As you can see, XML is considerably more verbose than CSV, particularly when the data is tabular in nature. If we have more than one message in our data, then we have to come up with a higher-level root of the tree &mdash; we'll use  `<data>`. Then each row in the table has a corresponding `<message>` element. Third, we should be explicit about the fact that there are two distinct people to whom the messages are addressed. We'll represent this by having separate `<to>` elements for each of them. We've put this all into a file called `messages.xml` and the result of parsing this file (with the [lxml library](http://lxml.de/tutorial.html)) is shown below.

In [19]:
from lxml import etree
tree = etree.parse("../data/formats/messages.xml")
print(etree.tostring(top, pretty_print = True, encoding="unicode"))

<data>
  <message>
    <to>James</to>
    <to>Ewan</to>
    <from>Arno</from>
    <heading>Reminder</heading>
    <body>Cycling to Cramond today!</body>
    <date>13/10/2015</date>
  </message>
  <message>
    <to>Arno</to>
    <to>Ewan</to>
    <from>James</from>
    <heading>Re: Reminder</heading>
    <body>Let's walk instead</body>
    <date>14/10/2015</date>
  </message>
</data>



For more information, see this [W3C XML Tutorial](http://www.w3schools.com/xml/)

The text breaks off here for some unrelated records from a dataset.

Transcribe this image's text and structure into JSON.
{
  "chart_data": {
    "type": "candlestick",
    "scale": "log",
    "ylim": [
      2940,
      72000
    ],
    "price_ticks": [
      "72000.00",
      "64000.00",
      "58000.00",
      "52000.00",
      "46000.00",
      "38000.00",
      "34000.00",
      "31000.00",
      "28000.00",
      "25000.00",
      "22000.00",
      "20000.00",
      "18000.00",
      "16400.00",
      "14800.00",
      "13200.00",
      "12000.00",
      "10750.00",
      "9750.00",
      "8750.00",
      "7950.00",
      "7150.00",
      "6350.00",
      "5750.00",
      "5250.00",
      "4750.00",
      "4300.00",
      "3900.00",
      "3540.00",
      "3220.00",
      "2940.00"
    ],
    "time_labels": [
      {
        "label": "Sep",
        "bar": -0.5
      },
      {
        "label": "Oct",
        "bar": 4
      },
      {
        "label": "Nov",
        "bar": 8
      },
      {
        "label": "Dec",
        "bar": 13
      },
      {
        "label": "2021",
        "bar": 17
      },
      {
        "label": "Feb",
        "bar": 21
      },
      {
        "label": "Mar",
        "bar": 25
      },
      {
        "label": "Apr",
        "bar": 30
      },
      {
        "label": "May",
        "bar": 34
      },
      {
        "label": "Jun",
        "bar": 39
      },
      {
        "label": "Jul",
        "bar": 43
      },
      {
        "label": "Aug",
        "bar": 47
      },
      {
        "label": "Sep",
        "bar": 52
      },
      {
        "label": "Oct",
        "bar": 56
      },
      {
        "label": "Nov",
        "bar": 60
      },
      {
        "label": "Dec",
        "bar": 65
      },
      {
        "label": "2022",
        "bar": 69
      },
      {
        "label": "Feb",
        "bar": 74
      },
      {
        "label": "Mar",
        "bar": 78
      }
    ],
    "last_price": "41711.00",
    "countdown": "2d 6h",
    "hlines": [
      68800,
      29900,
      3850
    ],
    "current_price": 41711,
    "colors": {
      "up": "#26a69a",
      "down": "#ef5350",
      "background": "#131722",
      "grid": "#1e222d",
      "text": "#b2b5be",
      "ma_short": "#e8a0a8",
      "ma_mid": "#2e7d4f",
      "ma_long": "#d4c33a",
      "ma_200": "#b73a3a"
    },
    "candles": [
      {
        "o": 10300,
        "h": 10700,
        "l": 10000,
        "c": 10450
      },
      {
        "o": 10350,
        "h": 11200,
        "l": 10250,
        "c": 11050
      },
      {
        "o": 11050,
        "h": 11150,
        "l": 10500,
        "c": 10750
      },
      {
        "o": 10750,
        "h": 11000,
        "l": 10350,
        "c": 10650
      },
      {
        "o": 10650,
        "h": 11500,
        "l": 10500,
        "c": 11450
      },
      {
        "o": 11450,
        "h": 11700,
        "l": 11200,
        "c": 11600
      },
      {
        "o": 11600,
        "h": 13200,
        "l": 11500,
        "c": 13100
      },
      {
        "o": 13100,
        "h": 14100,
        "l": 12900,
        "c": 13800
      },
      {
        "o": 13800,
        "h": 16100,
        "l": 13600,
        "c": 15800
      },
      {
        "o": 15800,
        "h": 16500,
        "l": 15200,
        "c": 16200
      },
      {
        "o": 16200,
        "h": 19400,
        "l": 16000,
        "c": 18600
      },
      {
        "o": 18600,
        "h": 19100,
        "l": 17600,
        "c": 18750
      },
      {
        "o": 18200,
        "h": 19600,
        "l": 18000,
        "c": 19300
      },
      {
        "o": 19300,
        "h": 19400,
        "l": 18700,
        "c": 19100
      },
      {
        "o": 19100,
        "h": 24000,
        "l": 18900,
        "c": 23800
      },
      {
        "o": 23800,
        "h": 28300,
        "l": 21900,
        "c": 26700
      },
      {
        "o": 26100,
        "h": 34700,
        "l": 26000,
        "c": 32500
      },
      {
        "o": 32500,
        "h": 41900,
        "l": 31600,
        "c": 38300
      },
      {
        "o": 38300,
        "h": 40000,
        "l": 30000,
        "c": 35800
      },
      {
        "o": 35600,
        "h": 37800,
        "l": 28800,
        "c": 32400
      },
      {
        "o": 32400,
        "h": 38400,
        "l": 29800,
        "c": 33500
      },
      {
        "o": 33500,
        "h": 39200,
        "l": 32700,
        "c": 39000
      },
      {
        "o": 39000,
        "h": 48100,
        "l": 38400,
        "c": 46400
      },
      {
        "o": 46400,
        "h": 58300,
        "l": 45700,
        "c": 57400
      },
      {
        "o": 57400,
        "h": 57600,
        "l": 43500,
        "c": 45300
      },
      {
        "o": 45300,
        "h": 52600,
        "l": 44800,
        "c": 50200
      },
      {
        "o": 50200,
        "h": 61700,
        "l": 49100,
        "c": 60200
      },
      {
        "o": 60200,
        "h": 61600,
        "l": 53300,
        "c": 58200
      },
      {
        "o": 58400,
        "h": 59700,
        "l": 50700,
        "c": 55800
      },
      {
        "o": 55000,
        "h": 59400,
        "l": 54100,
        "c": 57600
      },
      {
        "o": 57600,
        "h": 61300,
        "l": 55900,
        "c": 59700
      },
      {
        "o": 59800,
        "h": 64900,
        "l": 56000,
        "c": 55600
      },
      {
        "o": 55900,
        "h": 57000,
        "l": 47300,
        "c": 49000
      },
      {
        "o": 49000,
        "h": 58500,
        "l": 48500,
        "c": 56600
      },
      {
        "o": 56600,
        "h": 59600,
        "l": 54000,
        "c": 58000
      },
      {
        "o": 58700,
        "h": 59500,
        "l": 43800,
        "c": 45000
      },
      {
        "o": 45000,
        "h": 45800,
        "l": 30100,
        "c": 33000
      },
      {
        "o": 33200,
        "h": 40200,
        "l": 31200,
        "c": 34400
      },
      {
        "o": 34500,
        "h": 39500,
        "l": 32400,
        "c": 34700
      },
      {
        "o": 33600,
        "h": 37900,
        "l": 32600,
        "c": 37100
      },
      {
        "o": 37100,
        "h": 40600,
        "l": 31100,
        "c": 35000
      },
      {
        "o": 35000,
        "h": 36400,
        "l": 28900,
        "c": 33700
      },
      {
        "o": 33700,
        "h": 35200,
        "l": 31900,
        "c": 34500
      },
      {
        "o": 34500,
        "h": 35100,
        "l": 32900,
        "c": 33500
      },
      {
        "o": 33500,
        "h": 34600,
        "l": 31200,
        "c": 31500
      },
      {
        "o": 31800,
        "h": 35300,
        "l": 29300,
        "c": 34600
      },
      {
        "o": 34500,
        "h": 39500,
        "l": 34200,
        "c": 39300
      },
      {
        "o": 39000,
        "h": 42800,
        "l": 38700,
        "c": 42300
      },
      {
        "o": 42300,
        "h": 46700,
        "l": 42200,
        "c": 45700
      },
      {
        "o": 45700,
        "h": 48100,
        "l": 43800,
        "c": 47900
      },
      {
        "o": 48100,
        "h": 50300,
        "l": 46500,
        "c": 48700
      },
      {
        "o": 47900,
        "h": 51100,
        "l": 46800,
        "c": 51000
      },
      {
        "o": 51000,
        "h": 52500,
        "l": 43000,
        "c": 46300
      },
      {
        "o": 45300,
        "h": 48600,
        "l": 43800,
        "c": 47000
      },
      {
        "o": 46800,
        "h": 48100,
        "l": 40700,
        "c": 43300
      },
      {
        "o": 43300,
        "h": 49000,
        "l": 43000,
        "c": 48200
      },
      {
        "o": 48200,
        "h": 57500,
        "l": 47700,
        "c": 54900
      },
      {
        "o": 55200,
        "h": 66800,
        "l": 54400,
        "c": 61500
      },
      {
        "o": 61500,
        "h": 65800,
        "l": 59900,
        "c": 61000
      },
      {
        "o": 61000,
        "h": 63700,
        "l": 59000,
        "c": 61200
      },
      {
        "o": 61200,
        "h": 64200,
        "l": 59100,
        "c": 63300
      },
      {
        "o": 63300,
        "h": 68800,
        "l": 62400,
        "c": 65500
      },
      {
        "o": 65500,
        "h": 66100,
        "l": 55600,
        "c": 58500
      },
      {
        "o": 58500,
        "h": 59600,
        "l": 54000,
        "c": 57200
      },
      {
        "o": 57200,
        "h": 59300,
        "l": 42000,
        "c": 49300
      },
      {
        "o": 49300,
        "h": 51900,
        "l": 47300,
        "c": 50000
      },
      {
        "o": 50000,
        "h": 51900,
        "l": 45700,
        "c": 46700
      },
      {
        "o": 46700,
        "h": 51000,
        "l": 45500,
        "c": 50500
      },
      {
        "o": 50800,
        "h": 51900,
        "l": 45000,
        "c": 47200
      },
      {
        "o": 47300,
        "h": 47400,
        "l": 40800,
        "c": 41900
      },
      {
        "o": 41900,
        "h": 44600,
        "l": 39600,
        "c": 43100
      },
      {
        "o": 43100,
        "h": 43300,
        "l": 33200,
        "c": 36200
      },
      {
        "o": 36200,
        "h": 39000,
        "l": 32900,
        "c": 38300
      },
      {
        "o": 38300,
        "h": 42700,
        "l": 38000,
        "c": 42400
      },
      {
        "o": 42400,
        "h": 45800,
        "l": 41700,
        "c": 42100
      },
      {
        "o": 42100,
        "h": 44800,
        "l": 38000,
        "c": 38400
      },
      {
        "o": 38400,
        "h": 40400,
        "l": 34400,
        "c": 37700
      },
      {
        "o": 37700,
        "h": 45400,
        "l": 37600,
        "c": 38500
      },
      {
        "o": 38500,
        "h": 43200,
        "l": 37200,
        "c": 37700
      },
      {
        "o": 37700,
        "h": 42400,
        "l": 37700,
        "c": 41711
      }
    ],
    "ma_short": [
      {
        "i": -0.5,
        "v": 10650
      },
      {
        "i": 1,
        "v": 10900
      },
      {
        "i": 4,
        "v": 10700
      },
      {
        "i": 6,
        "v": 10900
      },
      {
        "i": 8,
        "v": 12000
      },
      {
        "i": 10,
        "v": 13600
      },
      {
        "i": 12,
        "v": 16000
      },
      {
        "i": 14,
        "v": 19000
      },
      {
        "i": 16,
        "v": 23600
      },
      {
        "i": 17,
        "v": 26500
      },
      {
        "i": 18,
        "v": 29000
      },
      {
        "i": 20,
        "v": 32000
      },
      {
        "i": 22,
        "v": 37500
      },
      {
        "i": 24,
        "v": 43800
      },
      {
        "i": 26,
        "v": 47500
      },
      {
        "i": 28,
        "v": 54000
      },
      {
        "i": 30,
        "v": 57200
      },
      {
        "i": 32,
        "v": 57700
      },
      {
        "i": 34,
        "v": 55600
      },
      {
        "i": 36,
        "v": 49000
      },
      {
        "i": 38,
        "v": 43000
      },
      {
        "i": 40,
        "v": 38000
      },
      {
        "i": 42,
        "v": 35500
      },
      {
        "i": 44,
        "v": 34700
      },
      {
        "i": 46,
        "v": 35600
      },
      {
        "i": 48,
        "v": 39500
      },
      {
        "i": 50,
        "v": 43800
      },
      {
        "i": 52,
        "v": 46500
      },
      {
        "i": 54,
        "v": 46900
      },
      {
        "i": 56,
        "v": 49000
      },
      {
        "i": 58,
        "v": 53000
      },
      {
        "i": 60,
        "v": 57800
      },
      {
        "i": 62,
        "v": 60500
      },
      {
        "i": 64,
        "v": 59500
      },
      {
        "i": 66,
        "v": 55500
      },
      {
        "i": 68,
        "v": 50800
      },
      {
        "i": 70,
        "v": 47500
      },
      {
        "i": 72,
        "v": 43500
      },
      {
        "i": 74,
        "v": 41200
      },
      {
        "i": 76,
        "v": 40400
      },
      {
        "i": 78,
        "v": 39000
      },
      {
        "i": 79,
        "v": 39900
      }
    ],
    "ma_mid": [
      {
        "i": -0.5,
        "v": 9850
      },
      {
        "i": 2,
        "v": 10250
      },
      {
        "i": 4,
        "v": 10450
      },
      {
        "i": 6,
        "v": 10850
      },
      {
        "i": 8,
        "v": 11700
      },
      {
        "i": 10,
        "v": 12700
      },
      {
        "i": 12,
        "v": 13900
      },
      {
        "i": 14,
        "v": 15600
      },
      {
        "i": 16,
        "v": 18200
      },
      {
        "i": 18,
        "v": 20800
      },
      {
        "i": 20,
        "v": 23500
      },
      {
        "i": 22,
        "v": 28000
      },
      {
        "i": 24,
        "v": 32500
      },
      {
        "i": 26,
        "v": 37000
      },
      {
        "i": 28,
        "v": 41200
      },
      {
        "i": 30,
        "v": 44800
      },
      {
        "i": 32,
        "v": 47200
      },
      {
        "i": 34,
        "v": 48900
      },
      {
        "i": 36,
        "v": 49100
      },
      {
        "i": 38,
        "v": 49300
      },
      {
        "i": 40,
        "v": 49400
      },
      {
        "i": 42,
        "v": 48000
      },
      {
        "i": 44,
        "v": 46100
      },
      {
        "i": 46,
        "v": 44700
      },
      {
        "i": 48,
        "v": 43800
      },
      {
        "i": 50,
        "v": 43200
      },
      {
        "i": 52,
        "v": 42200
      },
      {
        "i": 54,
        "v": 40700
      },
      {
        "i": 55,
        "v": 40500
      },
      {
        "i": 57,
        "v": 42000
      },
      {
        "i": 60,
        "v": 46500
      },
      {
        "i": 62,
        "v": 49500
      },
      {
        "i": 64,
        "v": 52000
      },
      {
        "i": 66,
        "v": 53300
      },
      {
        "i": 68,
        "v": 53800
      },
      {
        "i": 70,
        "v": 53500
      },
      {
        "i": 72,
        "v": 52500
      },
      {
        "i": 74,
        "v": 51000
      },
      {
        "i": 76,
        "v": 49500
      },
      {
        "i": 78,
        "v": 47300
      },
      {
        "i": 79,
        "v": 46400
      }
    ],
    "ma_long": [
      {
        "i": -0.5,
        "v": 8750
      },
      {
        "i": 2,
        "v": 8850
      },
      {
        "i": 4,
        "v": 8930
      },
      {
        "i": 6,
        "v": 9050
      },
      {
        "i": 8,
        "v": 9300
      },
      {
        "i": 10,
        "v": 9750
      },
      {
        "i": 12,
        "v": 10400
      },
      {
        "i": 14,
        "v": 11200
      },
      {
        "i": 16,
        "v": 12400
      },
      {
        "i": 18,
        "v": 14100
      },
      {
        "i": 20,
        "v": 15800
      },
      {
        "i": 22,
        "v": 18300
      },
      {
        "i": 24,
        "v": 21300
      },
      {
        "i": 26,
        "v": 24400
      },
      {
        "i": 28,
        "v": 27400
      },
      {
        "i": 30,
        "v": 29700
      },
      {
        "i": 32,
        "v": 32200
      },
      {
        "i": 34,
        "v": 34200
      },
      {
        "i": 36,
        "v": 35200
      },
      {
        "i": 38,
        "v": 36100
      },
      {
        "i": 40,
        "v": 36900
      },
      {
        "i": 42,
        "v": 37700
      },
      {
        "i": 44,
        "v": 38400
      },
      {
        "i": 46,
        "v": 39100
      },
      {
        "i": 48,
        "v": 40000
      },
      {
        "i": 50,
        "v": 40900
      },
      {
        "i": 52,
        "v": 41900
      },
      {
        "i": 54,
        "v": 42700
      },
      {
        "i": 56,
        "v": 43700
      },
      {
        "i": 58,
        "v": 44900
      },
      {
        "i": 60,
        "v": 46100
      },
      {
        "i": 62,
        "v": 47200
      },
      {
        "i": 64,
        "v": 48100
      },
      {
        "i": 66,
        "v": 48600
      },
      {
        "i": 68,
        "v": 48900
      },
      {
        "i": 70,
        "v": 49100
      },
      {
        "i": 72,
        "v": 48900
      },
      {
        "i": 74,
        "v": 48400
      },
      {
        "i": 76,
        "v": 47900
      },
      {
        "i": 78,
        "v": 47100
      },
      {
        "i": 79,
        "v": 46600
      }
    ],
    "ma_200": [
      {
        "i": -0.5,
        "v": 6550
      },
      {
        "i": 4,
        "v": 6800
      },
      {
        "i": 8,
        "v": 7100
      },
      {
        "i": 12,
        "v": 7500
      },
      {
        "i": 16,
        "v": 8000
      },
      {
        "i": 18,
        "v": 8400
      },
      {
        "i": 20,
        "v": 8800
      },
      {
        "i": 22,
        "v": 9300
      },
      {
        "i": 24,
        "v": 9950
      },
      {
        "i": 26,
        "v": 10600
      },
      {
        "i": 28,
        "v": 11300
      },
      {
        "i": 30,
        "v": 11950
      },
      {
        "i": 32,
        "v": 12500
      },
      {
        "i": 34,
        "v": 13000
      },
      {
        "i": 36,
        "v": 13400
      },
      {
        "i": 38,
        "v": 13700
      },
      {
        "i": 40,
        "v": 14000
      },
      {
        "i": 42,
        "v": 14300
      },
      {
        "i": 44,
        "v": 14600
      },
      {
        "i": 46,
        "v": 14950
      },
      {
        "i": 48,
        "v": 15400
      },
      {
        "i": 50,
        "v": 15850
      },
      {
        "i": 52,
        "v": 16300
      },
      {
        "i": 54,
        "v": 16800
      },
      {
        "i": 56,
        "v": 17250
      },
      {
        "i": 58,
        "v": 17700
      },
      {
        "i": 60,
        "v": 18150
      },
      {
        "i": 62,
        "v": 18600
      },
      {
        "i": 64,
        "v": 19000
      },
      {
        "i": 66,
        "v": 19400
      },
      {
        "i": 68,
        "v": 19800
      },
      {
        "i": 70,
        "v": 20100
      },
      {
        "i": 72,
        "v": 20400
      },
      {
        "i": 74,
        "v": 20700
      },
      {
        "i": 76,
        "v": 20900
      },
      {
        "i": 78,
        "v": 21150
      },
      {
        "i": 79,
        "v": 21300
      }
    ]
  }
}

## <a name="json">JSON</a>

JSON ([JavaScript Object Notation](http://json.org)) is intended as format for transferring data that is easier for humans to write and read than XML. Unlike CSV and XML, JSON let's us represent lists directly using `[` and `]`. For example, the list containing the two strings `'James'` and `'Ewan'` is `['James', 'Ewan']`. 



In [25]:
import json
fp = open("../data/formats/messages.json", "w")
json.dump([
        {'to': ['James', 'Ewan'],
        'from': 'Arno',
        'heading': 'Reminder',
        'body': 'Cycling to Cramond today!',
        'date': '13/10/2015'},
         {'to': ['Arno', 'Ewan'],
        'from': 'James',
        'heading': 'Re: Reminder',
        'body': 'Let\'s walk instead',
        'date': '14/10/2015'},
    ], fp)

In [26]:
fp = open("../data/formats/messages.json")
data = json.load(fp)
print(json.dumps(data, indent=2, sort_keys=True))

[
  {
    "body": "Cycling to Cramond today!",
    "date": "13/10/2015",
    "from": "Arno",
    "heading": "Reminder",
    "to": [
      "James",
      "Ewan"
    ]
  },
  {
    "body": "Let's walk instead",
    "date": "14/10/2015",
    "from": "James",
    "heading": "Re: Reminder",
    "to": [
      "Arno",
      "Ewan"
    ]
  }
]